5%, the overall supply and demand is expected to be loose, and prices will remain low.
The profitability of the C3 industry chain is stable, and the SAP market has great potential.
The company’s existing business is divided into three main lines of acrylic acid and ester, polymer emulsion and SAP, core extender and starch prepared by dehydrogenation, and its own gross profit is stable.
On the line of acrylic acid and esters, the neutral level of acrylic acid prices fluctuated and tended to be weak, and the gross profit margin was slightly shifted. The conversion project of 36 acrylic acid esters and 36 acrylic acid esters at Dushan Port Base in Pinghu was completed, and the rest increased.
Both the volume and price of polymer emulsions are stable, and the gross profit margin is also stable, which belongs to the cash cow business.
In terms of production capacity of super absorbent material SAP, the 6-calorie production line has entered the final debugging stage in H2 in 2019, and the company’s SAP production capacity has increased by 67%.
In terms of gross profit margin, benefiting from the increase in the penetration rate of scattered products caused by aging, it has the characteristics of both volume and price.
Lianyungang can contribute an annual net profit of 3 billion after it is fully put into operation, and the first-phase project accounts for about 50%.
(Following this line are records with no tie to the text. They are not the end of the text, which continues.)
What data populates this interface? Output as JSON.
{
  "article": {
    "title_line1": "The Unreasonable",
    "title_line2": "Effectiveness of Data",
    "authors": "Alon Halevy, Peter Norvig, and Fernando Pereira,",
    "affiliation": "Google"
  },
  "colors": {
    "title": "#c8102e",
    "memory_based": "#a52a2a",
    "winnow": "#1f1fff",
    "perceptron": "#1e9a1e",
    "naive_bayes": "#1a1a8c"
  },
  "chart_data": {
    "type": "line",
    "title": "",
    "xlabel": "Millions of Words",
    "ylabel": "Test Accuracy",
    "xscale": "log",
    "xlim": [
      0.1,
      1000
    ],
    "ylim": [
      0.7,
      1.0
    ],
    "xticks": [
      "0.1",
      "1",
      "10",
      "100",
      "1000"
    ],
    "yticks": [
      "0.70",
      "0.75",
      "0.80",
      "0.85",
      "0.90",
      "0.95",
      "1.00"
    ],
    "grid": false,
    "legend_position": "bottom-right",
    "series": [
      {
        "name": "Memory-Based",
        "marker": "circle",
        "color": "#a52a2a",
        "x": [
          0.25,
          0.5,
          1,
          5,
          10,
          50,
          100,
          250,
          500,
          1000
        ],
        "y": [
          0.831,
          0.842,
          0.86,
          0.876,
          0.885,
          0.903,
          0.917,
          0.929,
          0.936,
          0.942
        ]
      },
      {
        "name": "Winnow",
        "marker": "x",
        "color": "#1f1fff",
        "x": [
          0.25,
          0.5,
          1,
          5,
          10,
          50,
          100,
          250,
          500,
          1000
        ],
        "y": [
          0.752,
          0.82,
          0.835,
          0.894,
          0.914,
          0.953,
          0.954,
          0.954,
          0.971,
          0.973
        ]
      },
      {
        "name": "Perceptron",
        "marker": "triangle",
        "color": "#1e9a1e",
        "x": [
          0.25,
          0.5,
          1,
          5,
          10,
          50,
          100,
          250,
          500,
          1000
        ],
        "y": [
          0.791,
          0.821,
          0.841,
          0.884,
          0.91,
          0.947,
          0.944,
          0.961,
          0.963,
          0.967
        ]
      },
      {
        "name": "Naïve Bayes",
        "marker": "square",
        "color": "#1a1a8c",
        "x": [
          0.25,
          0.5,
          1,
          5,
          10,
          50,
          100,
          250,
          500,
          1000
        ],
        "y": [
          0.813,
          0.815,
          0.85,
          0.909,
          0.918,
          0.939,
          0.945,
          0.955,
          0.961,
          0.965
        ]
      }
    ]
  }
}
Following the 135 forecast PE, 219 introduction of EOE and 26 index ACN joint plant project capacity planning, assuming medium ethylene consumption ratio / (cyclic carboxylic acid + formaldehyde) = 1: 1, it can be estimated that the project put into production can contribute 3 billion annuallyNet profit after tax (approximately estimated at 15%), that is, one period can contribute 1.5 billion net profit.
We expect the company’s net profit attributable to mother to be 2019-2021 in turn.
300 million and 31.
4 megabytes, corresponding to EPS in order of 1.
44 and 2.
95 yuan / share.
According to the evaluation in the past 2 years, the center was given 15 times PE and 21 times.
The target price of 6 yuan / share is covered for the first time and is given a “strong push” rating.
Risk Warning: Trade conflicts affect cross-border supply.